April 2025
Breath - Taking IOS app.
Overview
After undergoing lung surgery, I needed a calm, anxiety-free way to practice daily breath-holding exercises. Existing tools like stopwatches felt stressful and distracting. Inspired during a UX Day session, I built a personalized iOS app — designed to make breath practice simple, soothing, and trackable. Using AI tools and custom designs in Figma, I created the app in just 16 hours over a weekend — crafting a solution by me, for me.
My Goal
Design and vibe code a fully functioning IOS app to track and analyse my breath holding records.
Teach AI & inspire people to make their own apps.
Hold breath as long as possible :D
Before we start with the journey,
Take a deep breath..
Did you face any difficulty in taking a deep breath?
A few months ago, I discovered something unusual about myself — I had not two, but three lungs by birth. Two were functional. One non functional.
This has always silently affected my breathing.
Therefore the non-functional lung had to be surgically removed. The surgery went well, but the journey to recovery had just begun.
My doctor gave me a simple, crucial task:
Practice breath-holding every day for the next three months.
The goal? To slowly rebuild and strengthen my lung capacity — with 45 seconds of breath-holding being the benchmark for healthy lungs.
In the hospital, I crafted a daily ritual:
I used a stopwatch to measure how long I could hold my breath.
I manually logged the time into a note-taking app.
The next morning, I shared the numbers with my doctor, who tracked my progress.
This workflow had its own challenges.
The problem wasn’t in stopwatch recording — it was in the experience itself.
Every time I tried to hold my breath, that stopwatch stared back at me — ticking relentlessly, flashing microseconds, rushing me with every passing blink.
Instead of calmness, it triggered anxiety
This workflow wasn't designed to work under mental stress. That’s when I realized — there had to be a better way.
A way to make breath-holding feel calming, not stressful. A way to track progress without feeling chased by time. And that insight became the seed for my project.

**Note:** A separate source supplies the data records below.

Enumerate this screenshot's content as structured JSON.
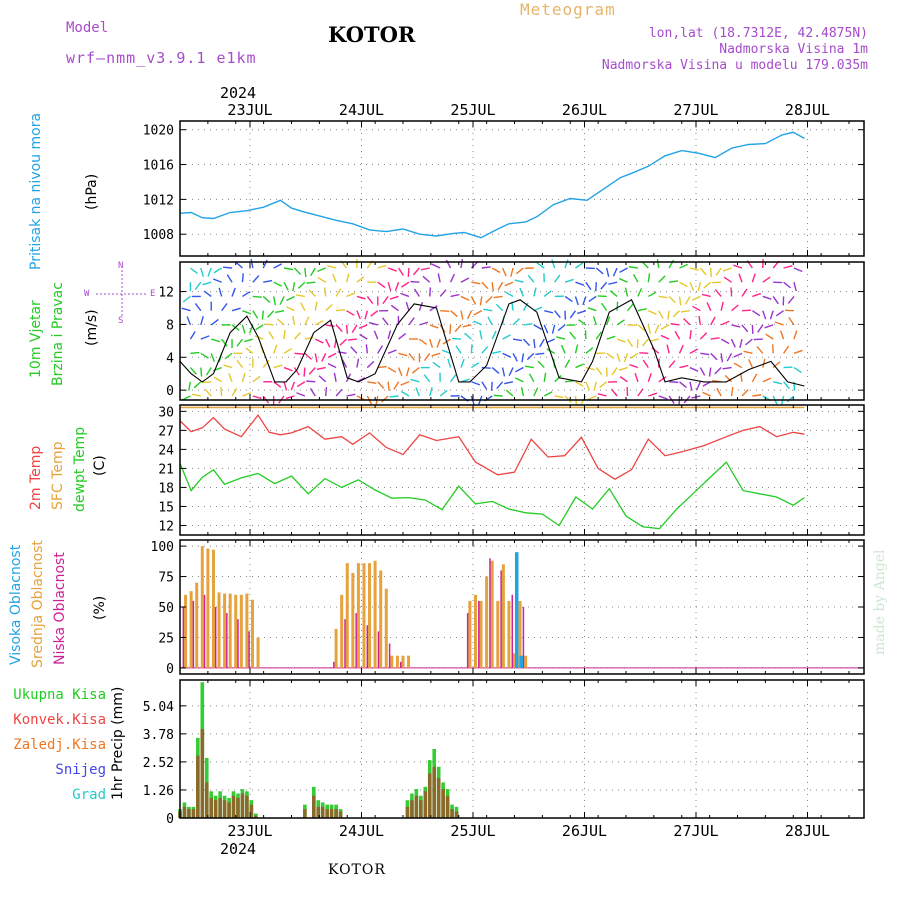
{
  "header": {
    "model_label": "Model",
    "model_name": "wrf–nmm_v3.9.1  e1km",
    "station": "KOTOR",
    "product": "Meteogram",
    "lonlat": "lon,lat (18.7312E, 42.4875N)",
    "elevation": "Nadmorska Visina 1m",
    "model_elevation": "Nadmorska Visina u modelu 179.035m"
  },
  "footer": {
    "station": "KOTOR",
    "credit": "made by Angel"
  },
  "colors": {
    "pressure": "#22a3e6",
    "temp_2m": "#ee4444",
    "sfc_temp": "#e6a23c",
    "dewpoint": "#22cc22",
    "high_cloud": "#22a3e6",
    "mid_cloud": "#e6a23c",
    "low_cloud": "#cc2299",
    "total_precip": "#33cc33",
    "conv_precip": "#ee4444",
    "strat_precip": "#ee7722",
    "snow": "#4444ee",
    "graupel": "#22cccc"
  },
  "chart_data": [
    {
      "type": "line",
      "title": "Pritisak na nivou mora",
      "ylabel": "(hPa)",
      "ylim": [
        1005.5,
        1021
      ],
      "yticks": [
        "1020",
        "1016",
        "1012",
        "1008"
      ],
      "x_top": [
        "23JUL",
        "24JUL",
        "25JUL",
        "26JUL",
        "27JUL",
        "28JUL"
      ],
      "year": "2024",
      "grid": true,
      "series": [
        {
          "x": [
            0,
            0.1,
            0.2,
            0.3,
            0.45,
            0.6,
            0.75,
            0.9,
            1.0,
            1.1,
            1.25,
            1.4,
            1.55,
            1.7,
            1.85,
            2.0,
            2.15,
            2.3,
            2.45,
            2.55,
            2.7,
            2.85,
            2.95,
            3.1,
            3.2,
            3.35,
            3.5,
            3.65,
            3.8,
            3.95,
            4.05,
            4.2,
            4.35,
            4.5,
            4.65,
            4.8,
            4.95,
            5.1,
            5.25,
            5.4,
            5.5,
            5.6
          ],
          "values": [
            1010.4,
            1010.5,
            1009.9,
            1009.8,
            1010.5,
            1010.7,
            1011.1,
            1011.9,
            1011.0,
            1010.6,
            1010.1,
            1009.6,
            1009.2,
            1008.5,
            1008.3,
            1008.6,
            1008.0,
            1007.8,
            1008.1,
            1008.2,
            1007.6,
            1008.6,
            1009.2,
            1009.4,
            1010.0,
            1011.4,
            1012.1,
            1011.9,
            1013.2,
            1014.5,
            1015.0,
            1015.8,
            1017.0,
            1017.6,
            1017.3,
            1016.8,
            1017.9,
            1018.3,
            1018.4,
            1019.4,
            1019.7,
            1019.0
          ]
        }
      ]
    },
    {
      "type": "line",
      "title": "10m Vjetar Brzina i Pravac",
      "ylabel": "(m/s)",
      "ylim": [
        -1.2,
        15.6
      ],
      "yticks": [
        "12",
        "8",
        "4",
        "0"
      ],
      "compass": [
        "N",
        "E",
        "S",
        "W"
      ],
      "barb_colors": [
        "#22cccc",
        "#3355ee",
        "#22cc22",
        "#e6c82a",
        "#ff2288",
        "#9933cc",
        "#ee7722"
      ],
      "grid": true,
      "series": [
        {
          "name": "speed",
          "x": [
            0,
            0.1,
            0.2,
            0.3,
            0.45,
            0.6,
            0.7,
            0.85,
            0.95,
            1.05,
            1.2,
            1.35,
            1.5,
            1.6,
            1.75,
            1.95,
            2.1,
            2.3,
            2.5,
            2.6,
            2.75,
            2.95,
            3.05,
            3.2,
            3.4,
            3.6,
            3.7,
            3.85,
            4.05,
            4.25,
            4.35,
            4.5,
            4.7,
            4.9,
            5.1,
            5.3,
            5.45,
            5.6
          ],
          "values": [
            3.5,
            2.0,
            1.0,
            2.0,
            7.0,
            9.0,
            6.5,
            1.0,
            1.0,
            2.5,
            7.0,
            8.5,
            1.5,
            1.0,
            2.0,
            8.0,
            10.5,
            10.0,
            1.0,
            1.0,
            3.0,
            10.5,
            11.0,
            9.5,
            1.5,
            1.0,
            3.5,
            9.5,
            11.0,
            5.0,
            1.0,
            1.5,
            1.0,
            1.0,
            2.5,
            3.5,
            1.0,
            0.5
          ]
        }
      ]
    },
    {
      "type": "line",
      "title": "2m Temp / SFC Temp / dewpt Temp",
      "ylabel": "(C)",
      "ylim": [
        10.5,
        31
      ],
      "yticks": [
        "30",
        "27",
        "24",
        "21",
        "18",
        "15",
        "12"
      ],
      "grid": true,
      "series": [
        {
          "name": "2m Temp",
          "x": [
            0,
            0.1,
            0.2,
            0.3,
            0.4,
            0.55,
            0.7,
            0.8,
            0.9,
            1.0,
            1.15,
            1.3,
            1.45,
            1.55,
            1.7,
            1.85,
            2.0,
            2.15,
            2.3,
            2.5,
            2.65,
            2.85,
            3.0,
            3.15,
            3.3,
            3.45,
            3.6,
            3.75,
            3.9,
            4.05,
            4.2,
            4.35,
            4.5,
            4.7,
            4.9,
            5.05,
            5.2,
            5.35,
            5.5,
            5.6
          ],
          "values": [
            28.5,
            26.8,
            27.4,
            29.0,
            27.2,
            26.0,
            29.4,
            26.7,
            26.3,
            26.6,
            27.6,
            25.6,
            26.0,
            24.8,
            26.6,
            24.3,
            23.2,
            26.3,
            25.4,
            26.0,
            22.0,
            20.0,
            20.4,
            25.6,
            22.8,
            23.0,
            25.9,
            21.0,
            19.3,
            20.8,
            25.6,
            23.0,
            23.6,
            24.6,
            26.0,
            27.0,
            27.6,
            26.0,
            26.7,
            26.4
          ]
        },
        {
          "name": "SFC Temp",
          "x": [
            0,
            5.6
          ],
          "values": [
            30.6,
            30.6
          ]
        },
        {
          "name": "dewpt Temp",
          "x": [
            0,
            0.1,
            0.2,
            0.3,
            0.4,
            0.55,
            0.7,
            0.85,
            1.0,
            1.15,
            1.3,
            1.45,
            1.6,
            1.75,
            1.9,
            2.05,
            2.2,
            2.35,
            2.5,
            2.65,
            2.8,
            2.95,
            3.1,
            3.25,
            3.4,
            3.55,
            3.7,
            3.85,
            4.0,
            4.15,
            4.3,
            4.45,
            4.6,
            4.75,
            4.9,
            5.05,
            5.2,
            5.35,
            5.5,
            5.6
          ],
          "values": [
            21.8,
            17.5,
            19.6,
            20.8,
            18.5,
            19.5,
            20.2,
            18.6,
            19.8,
            17.0,
            19.4,
            18.0,
            19.2,
            17.6,
            16.3,
            16.4,
            16.0,
            14.5,
            18.2,
            15.4,
            15.8,
            14.6,
            14.0,
            13.8,
            12.0,
            16.5,
            14.6,
            17.8,
            13.5,
            11.8,
            11.5,
            14.5,
            17.0,
            19.5,
            22.0,
            17.5,
            17.0,
            16.5,
            15.2,
            16.4
          ]
        }
      ]
    },
    {
      "type": "bar",
      "title": "Visoka / Srednja / Niska Oblacnost",
      "ylabel": "(%)",
      "ylim": [
        -5,
        105
      ],
      "yticks": [
        "100",
        "75",
        "50",
        "25",
        "0"
      ],
      "grid": true,
      "series": [
        {
          "name": "Srednja Oblacnost",
          "x": [
            0.05,
            0.1,
            0.15,
            0.2,
            0.25,
            0.3,
            0.35,
            0.4,
            0.45,
            0.5,
            0.55,
            0.6,
            0.65,
            0.7,
            1.4,
            1.45,
            1.5,
            1.55,
            1.6,
            1.65,
            1.7,
            1.75,
            1.8,
            1.85,
            1.9,
            1.95,
            2.0,
            2.05,
            2.6,
            2.65,
            2.7,
            2.75,
            2.8,
            2.85,
            2.9,
            2.95,
            3.0,
            3.05,
            3.1
          ],
          "values": [
            60,
            63,
            70,
            100,
            98,
            97,
            62,
            61,
            61,
            60,
            60,
            61,
            56,
            25,
            32,
            60,
            86,
            78,
            86,
            86,
            86,
            88,
            80,
            65,
            10,
            10,
            10,
            10,
            55,
            60,
            55,
            75,
            88,
            55,
            85,
            55,
            12,
            55,
            10
          ]
        },
        {
          "name": "Niska Oblacnost",
          "x": [
            0.03,
            0.12,
            0.22,
            0.32,
            0.42,
            0.52,
            0.62,
            1.38,
            1.48,
            1.58,
            1.68,
            1.78,
            1.88,
            1.98,
            2.58,
            2.68,
            2.78,
            2.88,
            2.98,
            3.08
          ],
          "values": [
            50,
            55,
            60,
            50,
            45,
            40,
            30,
            5,
            40,
            45,
            35,
            30,
            20,
            5,
            45,
            55,
            90,
            80,
            60,
            50
          ]
        },
        {
          "name": "Visoka Oblacnost",
          "x": [
            3.02,
            3.06
          ],
          "values": [
            95,
            10
          ]
        }
      ]
    },
    {
      "type": "bar",
      "title": "1hr Precip",
      "ylabel": "1hr Precip  (mm)",
      "ylim": [
        0,
        6.2
      ],
      "yticks": [
        "5.04",
        "3.78",
        "2.52",
        "1.26",
        "0"
      ],
      "x_bottom": [
        "23JUL",
        "24JUL",
        "25JUL",
        "26JUL",
        "27JUL",
        "28JUL"
      ],
      "year": "2024",
      "legend": [
        "Ukupna Kisa",
        "Konvek.Kisa",
        "Zaledj.Kisa",
        "Snijeg",
        "Grad"
      ],
      "grid": true,
      "series": [
        {
          "name": "Ukupna Kisa",
          "x": [
            0.0,
            0.04,
            0.08,
            0.12,
            0.16,
            0.2,
            0.24,
            0.28,
            0.32,
            0.36,
            0.4,
            0.44,
            0.48,
            0.52,
            0.56,
            0.6,
            0.64,
            0.68,
            1.12,
            1.2,
            1.24,
            1.28,
            1.32,
            1.36,
            1.4,
            1.44,
            2.04,
            2.08,
            2.12,
            2.16,
            2.2,
            2.24,
            2.28,
            2.32,
            2.36,
            2.4,
            2.44,
            2.48
          ],
          "values": [
            0.4,
            0.7,
            0.5,
            0.5,
            3.6,
            6.1,
            2.7,
            1.2,
            1.0,
            1.2,
            1.0,
            0.9,
            1.2,
            1.1,
            1.3,
            1.2,
            0.8,
            0.2,
            0.6,
            1.4,
            0.8,
            0.7,
            0.6,
            0.6,
            0.6,
            0.4,
            0.8,
            1.1,
            1.3,
            1.0,
            1.4,
            2.6,
            3.1,
            2.3,
            1.6,
            1.3,
            0.6,
            0.5
          ]
        },
        {
          "name": "Konvek.Kisa",
          "x": [
            0.0,
            0.04,
            0.08,
            0.12,
            0.16,
            0.2,
            0.24,
            0.28,
            0.32,
            0.36,
            0.4,
            0.44,
            0.48,
            0.52,
            0.56,
            0.6,
            0.64,
            0.68,
            1.12,
            1.2,
            1.24,
            1.28,
            1.32,
            1.36,
            1.4,
            1.44,
            2.04,
            2.08,
            2.12,
            2.16,
            2.2,
            2.24,
            2.28,
            2.32,
            2.36,
            2.4,
            2.44,
            2.48
          ],
          "values": [
            0.3,
            0.5,
            0.4,
            0.4,
            2.8,
            4.0,
            1.6,
            0.9,
            0.8,
            0.9,
            0.8,
            0.7,
            1.0,
            0.9,
            1.1,
            1.0,
            0.6,
            0.1,
            0.4,
            1.0,
            0.5,
            0.5,
            0.4,
            0.4,
            0.4,
            0.3,
            0.5,
            0.8,
            1.0,
            0.8,
            1.2,
            2.0,
            2.3,
            1.8,
            1.3,
            1.0,
            0.4,
            0.3
          ]
        }
      ]
    }
  ]
}
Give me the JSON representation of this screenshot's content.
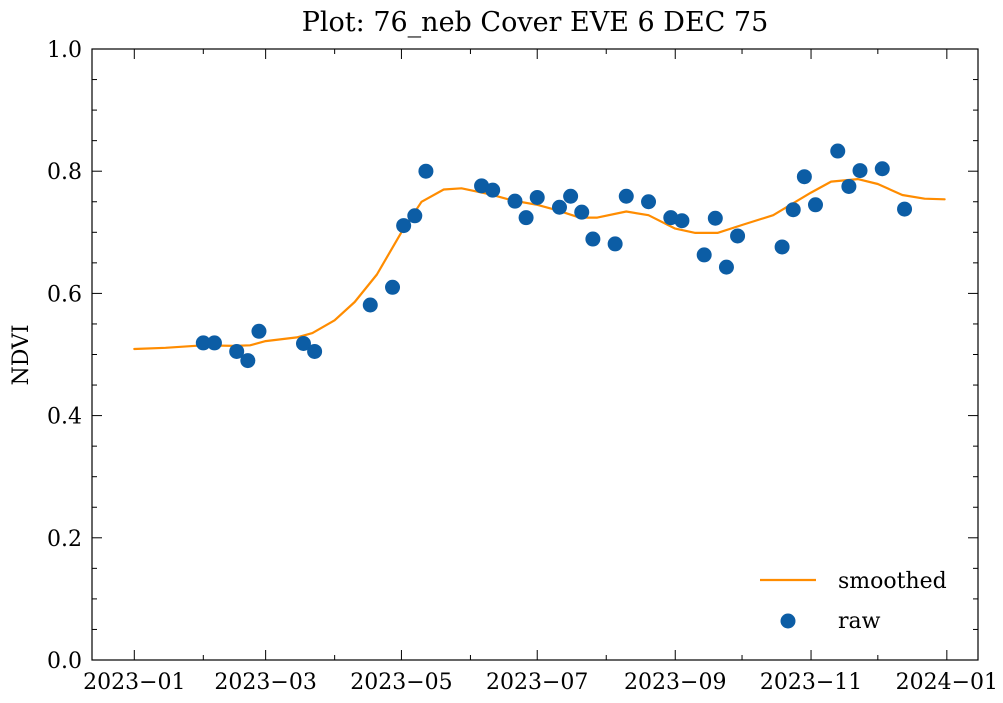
{
  "chart_data": {
    "type": "scatter",
    "title": "Plot: 76_neb Cover EVE 6 DEC 75",
    "xlabel": "",
    "ylabel": "NDVI",
    "xlim": [
      "2022-12-13",
      "2024-01-15"
    ],
    "ylim": [
      0,
      1.0
    ],
    "x_ticks": [
      "2023-01-01",
      "2023-03-01",
      "2023-05-01",
      "2023-07-01",
      "2023-09-01",
      "2023-11-01",
      "2024-01-01"
    ],
    "x_tick_labels": [
      "2023−01",
      "2023−03",
      "2023−05",
      "2023−07",
      "2023−09",
      "2023−11",
      "2024−01"
    ],
    "y_ticks": [
      0.0,
      0.2,
      0.4,
      0.6,
      0.8,
      1.0
    ],
    "y_tick_labels": [
      "0.0",
      "0.2",
      "0.4",
      "0.6",
      "0.8",
      "1.0"
    ],
    "grid": false,
    "legend_position": "bottom-right",
    "series": [
      {
        "name": "smoothed",
        "kind": "line",
        "color": "#ff8c00",
        "points": [
          {
            "x": "2023-01-01",
            "y": 0.509
          },
          {
            "x": "2023-01-15",
            "y": 0.511
          },
          {
            "x": "2023-02-01",
            "y": 0.515
          },
          {
            "x": "2023-02-15",
            "y": 0.514
          },
          {
            "x": "2023-02-22",
            "y": 0.515
          },
          {
            "x": "2023-03-01",
            "y": 0.522
          },
          {
            "x": "2023-03-15",
            "y": 0.528
          },
          {
            "x": "2023-03-22",
            "y": 0.535
          },
          {
            "x": "2023-04-01",
            "y": 0.556
          },
          {
            "x": "2023-04-10",
            "y": 0.586
          },
          {
            "x": "2023-04-20",
            "y": 0.631
          },
          {
            "x": "2023-05-01",
            "y": 0.7
          },
          {
            "x": "2023-05-10",
            "y": 0.75
          },
          {
            "x": "2023-05-20",
            "y": 0.77
          },
          {
            "x": "2023-05-28",
            "y": 0.772
          },
          {
            "x": "2023-06-10",
            "y": 0.762
          },
          {
            "x": "2023-06-20",
            "y": 0.752
          },
          {
            "x": "2023-07-01",
            "y": 0.745
          },
          {
            "x": "2023-07-10",
            "y": 0.736
          },
          {
            "x": "2023-07-20",
            "y": 0.724
          },
          {
            "x": "2023-07-28",
            "y": 0.724
          },
          {
            "x": "2023-08-10",
            "y": 0.734
          },
          {
            "x": "2023-08-20",
            "y": 0.728
          },
          {
            "x": "2023-09-01",
            "y": 0.706
          },
          {
            "x": "2023-09-10",
            "y": 0.699
          },
          {
            "x": "2023-09-20",
            "y": 0.699
          },
          {
            "x": "2023-10-01",
            "y": 0.712
          },
          {
            "x": "2023-10-15",
            "y": 0.728
          },
          {
            "x": "2023-11-01",
            "y": 0.765
          },
          {
            "x": "2023-11-10",
            "y": 0.783
          },
          {
            "x": "2023-11-22",
            "y": 0.787
          },
          {
            "x": "2023-12-01",
            "y": 0.779
          },
          {
            "x": "2023-12-12",
            "y": 0.761
          },
          {
            "x": "2023-12-22",
            "y": 0.755
          },
          {
            "x": "2023-12-31",
            "y": 0.754
          }
        ]
      },
      {
        "name": "raw",
        "kind": "scatter",
        "color": "#0c5da5",
        "points": [
          {
            "x": "2023-02-01",
            "y": 0.519
          },
          {
            "x": "2023-02-06",
            "y": 0.519
          },
          {
            "x": "2023-02-16",
            "y": 0.505
          },
          {
            "x": "2023-02-21",
            "y": 0.49
          },
          {
            "x": "2023-02-26",
            "y": 0.538
          },
          {
            "x": "2023-03-18",
            "y": 0.518
          },
          {
            "x": "2023-03-23",
            "y": 0.505
          },
          {
            "x": "2023-04-17",
            "y": 0.581
          },
          {
            "x": "2023-04-27",
            "y": 0.61
          },
          {
            "x": "2023-05-02",
            "y": 0.711
          },
          {
            "x": "2023-05-07",
            "y": 0.727
          },
          {
            "x": "2023-05-12",
            "y": 0.8
          },
          {
            "x": "2023-06-06",
            "y": 0.776
          },
          {
            "x": "2023-06-11",
            "y": 0.769
          },
          {
            "x": "2023-06-21",
            "y": 0.751
          },
          {
            "x": "2023-06-26",
            "y": 0.724
          },
          {
            "x": "2023-07-01",
            "y": 0.757
          },
          {
            "x": "2023-07-11",
            "y": 0.741
          },
          {
            "x": "2023-07-16",
            "y": 0.759
          },
          {
            "x": "2023-07-21",
            "y": 0.733
          },
          {
            "x": "2023-07-26",
            "y": 0.689
          },
          {
            "x": "2023-08-05",
            "y": 0.681
          },
          {
            "x": "2023-08-10",
            "y": 0.759
          },
          {
            "x": "2023-08-20",
            "y": 0.75
          },
          {
            "x": "2023-08-30",
            "y": 0.724
          },
          {
            "x": "2023-09-04",
            "y": 0.719
          },
          {
            "x": "2023-09-14",
            "y": 0.663
          },
          {
            "x": "2023-09-19",
            "y": 0.723
          },
          {
            "x": "2023-09-24",
            "y": 0.643
          },
          {
            "x": "2023-09-29",
            "y": 0.694
          },
          {
            "x": "2023-10-19",
            "y": 0.676
          },
          {
            "x": "2023-10-24",
            "y": 0.737
          },
          {
            "x": "2023-10-29",
            "y": 0.791
          },
          {
            "x": "2023-11-03",
            "y": 0.745
          },
          {
            "x": "2023-11-13",
            "y": 0.833
          },
          {
            "x": "2023-11-18",
            "y": 0.775
          },
          {
            "x": "2023-11-23",
            "y": 0.801
          },
          {
            "x": "2023-12-03",
            "y": 0.804
          },
          {
            "x": "2023-12-13",
            "y": 0.738
          }
        ]
      }
    ]
  }
}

During that time, we had a UX day at Microsoft, I was inspired by Jon Friedman(who was the keynote speaker at the event). He had made an interactive presentation at the airport using Ai tool like Lovables.
So I asked myself: why not build a cohesive stopwatch, note taking and analytical tool that actually works for me
That weekend, I cleared my schedule and started building. I spent 18 hours straight — powered by coffee and curiosity — and created a working iOS app. It tracked my breath-holding in a calming, distraction-free way and saved my data automatically.
I used AI tools to handle most of the backend and logic, and designed the UI in Figma myself. It was quick, focused, and deeply personal
I started with very rough screens — just enough to nail the core functionality and structure. You’ll notice I was experimenting with how the stopwatch should appear: a mini-player vs. a full-view experience.
Eventually, I chose the full view — it felt more immersive and calming during breath-holding.
Next, I designed everything in Figma — covering edge cases, empty states, and fine-tuning how I wanted the stopwatch to feel. Using a Figma-to-Cursor plugin, I brought those designs to life and built the app exactly as I imagined.
Next Steps
Build more lungs exercises
Lottie animations – Visual clues
Reminder (Now I am forgetting to exercise)
Home screen widget
Learnings
It helped me fine-tune haptics, sounds, and micro-delights — making the app feel truly alive.
While testing, I even uncovered edge cases I hadn’t thought of, like the stopwatch stopping due to phone auto-lock at 30 secs. I fixed this by prompting the process to run in the background.
With a 50-agent limit on the free plan, I had to sharply prioritize features — mimicking real-world constraints like limited time and resources.
This felt like the best kind of usability testing — not just sharing Figma prototypes, but building something users could feel and use right away.